Monday 21 May 2012

Automation and the Observer Effect, or Why I Manually Test My Installers

As anyone who has read my blog before will know, I make use extensive use of automation in the testing in my organisation. I believe that the nature of the product and interfaces into it make this a valid and necessary approach when backed up with appropriate manual exploration of new features and risk areas. There is one area of functionality, however, that I ensure has always undergone manual testing with every new release and that is the installer packages. I've had occasion to defend this approach in the past, so I thought I'd share a great example that highlights why I think this is so important, whilst also providing some excellent examples of the problem of Observer effects that can be particularly apparent in test automation.

Still waters run ... slowly

As part of our last release, one of my team was testing the installers in Linux and found that it was taking an inordinately long time to install the server product. In one test it took him 15 minutes to install. The programmers investigated and found that a new random library used to generate keys was relying on machine activity to provide the randomisation. On a system with other software running, the random data generation was very fast. On a quiet machine with no activity, other than the user running the installer, it could take minutes to generate enough random data to complete the process. By its very nature any automated testing had not uncovered the problem as the monitoring harnesses were generating sufficient background activity to feed the random data and reduce the install time. Through manual testing on an isolated system we uncovered an issue which could otherwise have seriously impacted the customers' first impressions of our software

This is a great example of the phenomenon of Observer effects, most commonly associated with physics but applicable in many fields, notably psychology and Information Technology. The act of observing a process can affect the actual behaviour and outcome of that process. In another good example, earlier this year we had a problem reported from a customer using an old version of one of our drivers which was complaining about library dependencies missing. It turns out that the tool that had been used to test the successful connectivity of the installation actually incorporated some runtime libraries on the library path that were needed for the drivers to function, but were not included in the install package. The software used to perform the testing had changed the environment sufficiently to mask the true status of the system. Without the tool and associated libraries, the drivers did not work.

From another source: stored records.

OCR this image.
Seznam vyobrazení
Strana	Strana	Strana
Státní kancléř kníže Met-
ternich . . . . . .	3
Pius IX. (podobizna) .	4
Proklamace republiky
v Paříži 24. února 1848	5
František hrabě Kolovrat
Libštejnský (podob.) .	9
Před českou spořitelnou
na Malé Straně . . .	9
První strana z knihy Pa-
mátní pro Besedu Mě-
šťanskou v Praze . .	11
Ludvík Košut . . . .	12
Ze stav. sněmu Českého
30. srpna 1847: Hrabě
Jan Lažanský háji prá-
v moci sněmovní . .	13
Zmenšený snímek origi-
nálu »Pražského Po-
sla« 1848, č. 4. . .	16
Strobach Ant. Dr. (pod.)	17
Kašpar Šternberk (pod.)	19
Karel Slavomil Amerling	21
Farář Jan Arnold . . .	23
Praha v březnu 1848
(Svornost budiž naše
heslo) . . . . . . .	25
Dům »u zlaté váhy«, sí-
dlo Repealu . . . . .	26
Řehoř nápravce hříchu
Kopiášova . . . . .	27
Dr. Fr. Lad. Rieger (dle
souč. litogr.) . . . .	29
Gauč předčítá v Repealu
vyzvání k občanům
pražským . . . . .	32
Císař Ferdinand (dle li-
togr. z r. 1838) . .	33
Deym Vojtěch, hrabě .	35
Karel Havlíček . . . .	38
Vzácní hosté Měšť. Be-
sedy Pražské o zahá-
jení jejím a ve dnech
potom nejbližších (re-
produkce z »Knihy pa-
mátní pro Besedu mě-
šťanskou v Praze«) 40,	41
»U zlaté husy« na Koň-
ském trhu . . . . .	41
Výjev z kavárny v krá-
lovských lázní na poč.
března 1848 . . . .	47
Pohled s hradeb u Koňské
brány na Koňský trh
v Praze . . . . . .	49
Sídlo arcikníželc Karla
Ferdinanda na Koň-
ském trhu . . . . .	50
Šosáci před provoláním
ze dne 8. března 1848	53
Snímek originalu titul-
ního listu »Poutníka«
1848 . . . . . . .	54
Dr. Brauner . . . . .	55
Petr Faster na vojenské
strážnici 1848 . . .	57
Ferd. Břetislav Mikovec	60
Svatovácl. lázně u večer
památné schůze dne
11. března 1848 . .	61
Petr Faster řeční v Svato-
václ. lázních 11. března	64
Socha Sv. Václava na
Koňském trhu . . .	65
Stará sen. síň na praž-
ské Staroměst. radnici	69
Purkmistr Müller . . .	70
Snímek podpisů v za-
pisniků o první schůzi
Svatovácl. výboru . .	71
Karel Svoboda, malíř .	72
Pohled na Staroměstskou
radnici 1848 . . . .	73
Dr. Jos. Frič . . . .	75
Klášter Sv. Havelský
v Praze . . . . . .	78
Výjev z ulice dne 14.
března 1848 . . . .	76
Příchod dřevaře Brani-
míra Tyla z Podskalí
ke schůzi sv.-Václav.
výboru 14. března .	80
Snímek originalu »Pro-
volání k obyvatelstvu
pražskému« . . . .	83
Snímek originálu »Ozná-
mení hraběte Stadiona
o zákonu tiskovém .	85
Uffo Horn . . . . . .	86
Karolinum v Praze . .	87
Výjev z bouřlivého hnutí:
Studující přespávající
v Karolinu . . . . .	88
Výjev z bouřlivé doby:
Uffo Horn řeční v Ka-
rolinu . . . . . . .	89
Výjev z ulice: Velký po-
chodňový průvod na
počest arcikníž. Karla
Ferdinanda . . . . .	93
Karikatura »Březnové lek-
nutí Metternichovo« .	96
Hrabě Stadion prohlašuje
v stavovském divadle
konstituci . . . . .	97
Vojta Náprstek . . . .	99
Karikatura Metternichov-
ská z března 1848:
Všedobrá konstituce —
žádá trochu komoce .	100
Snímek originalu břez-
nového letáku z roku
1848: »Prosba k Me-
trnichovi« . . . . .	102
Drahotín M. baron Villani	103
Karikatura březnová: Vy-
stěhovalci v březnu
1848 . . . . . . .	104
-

Such Observer Effects are a risk with throughout software testing efforts where the presence of observing processes can mask problems such as deadlocks and race conditions by changing the execution profile of the software. The problem is particularly apparent with the use of test automation due to the presence of another software application which is accessing and monitoring exactly the same resources that are being used by the application under test. The reason I'm discussing Observation effects specifically in a post on installers, is that I've found this area to be one where they can be most apparent. Software installation testing by its nature is particularly susceptible to environmental problems. The presence of automation products and processes can fundamentally change the installation environment. Relying on automation alone to perform this nature of testing seems particularly risky.

Falling at the first

The install process is often the "shop window" of software quality, as it provides people with their first perception of working with your product. A bad first impression on an evaluation, proof of concept or sales engagement can be costly. Even when the severity of the issue is low, the impact in terms of customer impressions at the install stage can be much higher. If your install process is full of holes then this can shatter confidence in what is otherwise a high quality product. You can deliver the best software in the world but if you can't install it then this gets you nowhere.

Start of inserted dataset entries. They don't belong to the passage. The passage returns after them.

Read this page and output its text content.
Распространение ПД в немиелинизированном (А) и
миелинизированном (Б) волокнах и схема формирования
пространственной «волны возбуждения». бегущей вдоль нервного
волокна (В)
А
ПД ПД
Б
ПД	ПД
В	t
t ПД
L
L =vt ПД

This week I was using a set of drivers from another organisation as part of my testing. The unix based installers worked fine, however the windows packaged installers failed to install, throwing an exception. It was clear that the software had come out of an automated build system and no-one had actually tested to ensure that the installers worked. No matter how well the software drivers themselves had been tested I wasn't in a position to find out as I couldn't use them. Also my confidence in the software had been shattered by the fact that the delivery had fallen at the first hurdle.

I can't claim that our install process has never had issues, however I do know that we've identified a number of problems when manually testing installations that would otherwise have made it into the release software. I've also seen install issues from other software companies that I know wouldn't have happened for us. Reports from our field guys are that in most cases our install is one of the easier parts of any integrated delivery, which give me confidence that the approach is warranted. Every hour spent on testing is an investment, and I believe that making that investment in the install process is money very well spent.

Joe Boon said...

Great post. I have seen shockingly bad installers. I once tested an installation 'wizard' with 27 screens or popups and it still had manual schema installation steps! (And it only needed to work with one database vendor!) While the testers could see what a terrible first impression it could cause, management argued that it is only used once!

Adam Knight said...

Thanks for reading and taking the time to comment Joe - sad to see such an attitude from Management on something that has such an influence in defining perception of quality in your product. I'd certainly only be using that installer once!